For instance, the character '\341' in ISO Latin 1 is SMALL LETTER A
WITH ACUTE ACCENT.  In the proper locale, isalpha('\341') will be
true.  But if you read '\341' from a file and store it in a plain
char, isalpha(c) may look up character 225, or it may look up
character -31.  And the ctype table has no entry at offset -31, so
your program will crash.  (If you're lucky.)

It is wise to use unsigned char everywhere you possibly can.  This
avoids all these problems.  Unfortunately, the routines in <string.h>
take plain char arguments, so you have to remember to cast them back
and forth - or avoid the use of strxxx() functions, which is probably
a good idea anyway.

Another common mistake is to use either char or unsigned char to
receive the result of getc() or related stdio functions.  They may
return EOF, which is outside the range of values representable by
char.  If you use char, some legal character value may be confused
with EOF, such as '\377' (SMALL LETTER Y WITH UMLAUT, in Latin-1).
The correct choice is int.

A more subtle version of the same mistake might look like this:

  unsigned char pushback[NPUSHBACK];
  int pbidx;
  #define unget(c) (assert(pbidx < NPUSHBACK), pushback[pbidx++] = (c))
  #define get(c) (pbidx ? pushback[--pbidx] : getchar())
  ...
  unget(EOF);

which will mysteriously turn a pushed-back EOF into a SMALL LETTER Y
WITH UMLAUT.


Other common pitfalls
---------------------

o Expecting 'plain' char to be either sign or unsigned extending.

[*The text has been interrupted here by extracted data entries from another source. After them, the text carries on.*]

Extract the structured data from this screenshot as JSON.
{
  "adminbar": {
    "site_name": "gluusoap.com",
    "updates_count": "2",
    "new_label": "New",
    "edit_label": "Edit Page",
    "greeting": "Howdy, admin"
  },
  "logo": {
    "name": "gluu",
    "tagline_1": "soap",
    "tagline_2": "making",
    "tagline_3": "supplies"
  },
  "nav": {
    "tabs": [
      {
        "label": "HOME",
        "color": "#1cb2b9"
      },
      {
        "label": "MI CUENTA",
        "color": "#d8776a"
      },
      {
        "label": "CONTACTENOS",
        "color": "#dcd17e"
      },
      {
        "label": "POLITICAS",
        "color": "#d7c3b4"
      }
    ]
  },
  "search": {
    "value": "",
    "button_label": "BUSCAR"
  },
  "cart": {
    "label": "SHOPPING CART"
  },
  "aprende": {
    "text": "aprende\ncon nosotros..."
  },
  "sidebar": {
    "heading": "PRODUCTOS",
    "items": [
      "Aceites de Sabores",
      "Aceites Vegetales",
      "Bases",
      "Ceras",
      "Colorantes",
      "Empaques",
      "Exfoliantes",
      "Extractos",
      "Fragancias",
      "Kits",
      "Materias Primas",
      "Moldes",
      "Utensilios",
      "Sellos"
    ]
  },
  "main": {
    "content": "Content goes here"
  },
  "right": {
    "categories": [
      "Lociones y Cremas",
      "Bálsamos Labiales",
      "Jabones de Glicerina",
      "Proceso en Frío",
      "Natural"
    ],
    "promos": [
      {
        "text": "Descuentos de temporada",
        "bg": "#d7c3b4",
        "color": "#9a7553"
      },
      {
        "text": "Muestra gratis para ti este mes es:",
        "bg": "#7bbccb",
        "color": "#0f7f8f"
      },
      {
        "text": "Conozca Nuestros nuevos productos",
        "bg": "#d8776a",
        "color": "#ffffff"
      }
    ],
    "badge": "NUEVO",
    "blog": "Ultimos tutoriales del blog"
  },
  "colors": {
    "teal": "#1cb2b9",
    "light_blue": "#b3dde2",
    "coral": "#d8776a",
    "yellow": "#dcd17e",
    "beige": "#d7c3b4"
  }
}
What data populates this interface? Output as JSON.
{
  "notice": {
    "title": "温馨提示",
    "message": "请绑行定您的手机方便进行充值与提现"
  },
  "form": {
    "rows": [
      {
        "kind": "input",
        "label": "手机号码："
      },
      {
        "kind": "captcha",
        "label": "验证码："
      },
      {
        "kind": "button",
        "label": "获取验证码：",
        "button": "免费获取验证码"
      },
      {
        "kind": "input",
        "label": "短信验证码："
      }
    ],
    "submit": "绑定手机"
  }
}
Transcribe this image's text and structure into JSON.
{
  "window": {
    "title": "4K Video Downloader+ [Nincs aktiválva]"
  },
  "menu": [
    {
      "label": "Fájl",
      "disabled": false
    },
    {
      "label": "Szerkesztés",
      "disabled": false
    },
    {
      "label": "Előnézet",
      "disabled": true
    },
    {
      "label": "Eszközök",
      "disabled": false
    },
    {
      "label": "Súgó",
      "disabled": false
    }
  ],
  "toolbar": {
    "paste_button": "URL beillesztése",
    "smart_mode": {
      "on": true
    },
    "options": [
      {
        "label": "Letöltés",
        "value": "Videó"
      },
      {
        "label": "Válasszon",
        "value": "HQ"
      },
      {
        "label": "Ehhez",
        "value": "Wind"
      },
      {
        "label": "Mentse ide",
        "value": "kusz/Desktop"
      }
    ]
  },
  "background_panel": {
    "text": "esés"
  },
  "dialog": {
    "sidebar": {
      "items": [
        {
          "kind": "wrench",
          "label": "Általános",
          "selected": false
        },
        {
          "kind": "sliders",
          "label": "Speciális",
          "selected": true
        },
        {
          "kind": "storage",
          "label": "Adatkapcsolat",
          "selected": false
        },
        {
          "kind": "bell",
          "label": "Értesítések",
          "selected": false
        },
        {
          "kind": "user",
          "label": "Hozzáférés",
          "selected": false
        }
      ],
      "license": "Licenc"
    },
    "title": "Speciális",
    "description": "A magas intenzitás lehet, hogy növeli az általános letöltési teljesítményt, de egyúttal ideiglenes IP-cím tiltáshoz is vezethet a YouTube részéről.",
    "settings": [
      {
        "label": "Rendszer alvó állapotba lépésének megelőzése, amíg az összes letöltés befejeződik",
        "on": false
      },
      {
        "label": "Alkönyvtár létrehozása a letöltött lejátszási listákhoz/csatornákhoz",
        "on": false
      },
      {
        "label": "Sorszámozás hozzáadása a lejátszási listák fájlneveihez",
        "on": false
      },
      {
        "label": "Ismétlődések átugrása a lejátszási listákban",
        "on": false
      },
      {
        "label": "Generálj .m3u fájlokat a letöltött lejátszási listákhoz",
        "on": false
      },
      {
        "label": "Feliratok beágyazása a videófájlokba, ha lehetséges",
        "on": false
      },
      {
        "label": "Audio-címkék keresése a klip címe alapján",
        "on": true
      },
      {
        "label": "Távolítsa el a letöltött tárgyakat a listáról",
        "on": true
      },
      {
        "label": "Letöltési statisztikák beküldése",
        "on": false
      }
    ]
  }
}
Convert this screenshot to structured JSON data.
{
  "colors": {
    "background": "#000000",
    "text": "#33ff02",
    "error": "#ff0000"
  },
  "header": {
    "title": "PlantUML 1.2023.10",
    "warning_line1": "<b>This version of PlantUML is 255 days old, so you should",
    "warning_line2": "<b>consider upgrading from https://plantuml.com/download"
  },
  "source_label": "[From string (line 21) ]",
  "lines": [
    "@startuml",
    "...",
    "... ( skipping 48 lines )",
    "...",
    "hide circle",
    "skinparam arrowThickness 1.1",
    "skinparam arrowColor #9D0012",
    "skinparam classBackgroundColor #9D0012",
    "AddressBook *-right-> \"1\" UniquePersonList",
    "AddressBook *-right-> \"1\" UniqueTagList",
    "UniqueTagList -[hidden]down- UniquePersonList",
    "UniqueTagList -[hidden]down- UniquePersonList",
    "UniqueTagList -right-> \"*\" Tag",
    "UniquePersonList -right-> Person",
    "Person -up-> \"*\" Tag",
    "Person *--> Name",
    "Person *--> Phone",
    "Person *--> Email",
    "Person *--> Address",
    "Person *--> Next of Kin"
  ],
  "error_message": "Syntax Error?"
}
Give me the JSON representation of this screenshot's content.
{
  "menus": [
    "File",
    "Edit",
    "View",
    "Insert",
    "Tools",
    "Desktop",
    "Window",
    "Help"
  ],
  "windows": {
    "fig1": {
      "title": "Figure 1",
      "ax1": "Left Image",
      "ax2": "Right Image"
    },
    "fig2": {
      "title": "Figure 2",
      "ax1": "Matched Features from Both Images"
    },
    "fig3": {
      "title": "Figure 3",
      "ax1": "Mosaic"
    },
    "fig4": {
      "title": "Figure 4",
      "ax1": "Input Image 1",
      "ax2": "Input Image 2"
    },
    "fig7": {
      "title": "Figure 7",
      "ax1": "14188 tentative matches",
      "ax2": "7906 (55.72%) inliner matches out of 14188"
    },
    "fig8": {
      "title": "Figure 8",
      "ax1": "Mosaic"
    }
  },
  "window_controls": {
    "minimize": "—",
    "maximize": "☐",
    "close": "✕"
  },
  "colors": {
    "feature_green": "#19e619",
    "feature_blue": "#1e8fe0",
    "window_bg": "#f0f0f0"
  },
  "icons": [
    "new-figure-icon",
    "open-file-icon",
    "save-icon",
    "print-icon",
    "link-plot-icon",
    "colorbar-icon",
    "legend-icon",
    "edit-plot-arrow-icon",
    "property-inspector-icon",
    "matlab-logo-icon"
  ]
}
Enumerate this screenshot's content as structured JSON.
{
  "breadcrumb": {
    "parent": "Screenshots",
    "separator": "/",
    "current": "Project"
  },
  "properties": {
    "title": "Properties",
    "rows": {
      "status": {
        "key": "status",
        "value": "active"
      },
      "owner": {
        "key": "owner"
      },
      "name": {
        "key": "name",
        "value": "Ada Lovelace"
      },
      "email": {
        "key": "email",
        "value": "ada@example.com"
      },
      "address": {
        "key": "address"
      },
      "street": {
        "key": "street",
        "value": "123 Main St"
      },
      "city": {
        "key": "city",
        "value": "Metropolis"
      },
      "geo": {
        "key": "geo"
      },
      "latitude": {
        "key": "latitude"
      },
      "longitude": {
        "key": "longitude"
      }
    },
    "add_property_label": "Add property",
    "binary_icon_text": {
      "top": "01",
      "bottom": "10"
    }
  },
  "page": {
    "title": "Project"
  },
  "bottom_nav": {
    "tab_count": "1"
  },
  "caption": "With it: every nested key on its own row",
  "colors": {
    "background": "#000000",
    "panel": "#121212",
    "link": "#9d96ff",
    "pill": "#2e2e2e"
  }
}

o Shifting an item by a negative amount or by greater than or equal to
  the number of bits in a type (expecting shifts by 32 to be sensible
  has caused quite a number of bugs at least in the early days).

o Expecting ints shifted right to be sign extended.

o Modifying the same value twice within one sequence point.

o Host vs. target floating point representation, including emitting NaNs
  and Infinities in a form that the assembler handles.

o qsort being an unstable sort function (unstable in the sense that
  multiple items that sort the same may be sorted in different orders
  by different qsort functions).

o Passing incorrect types to fprintf and friends.

o Adding a function declaration for a module declared in another file to
  a .c file instead of to a .h file.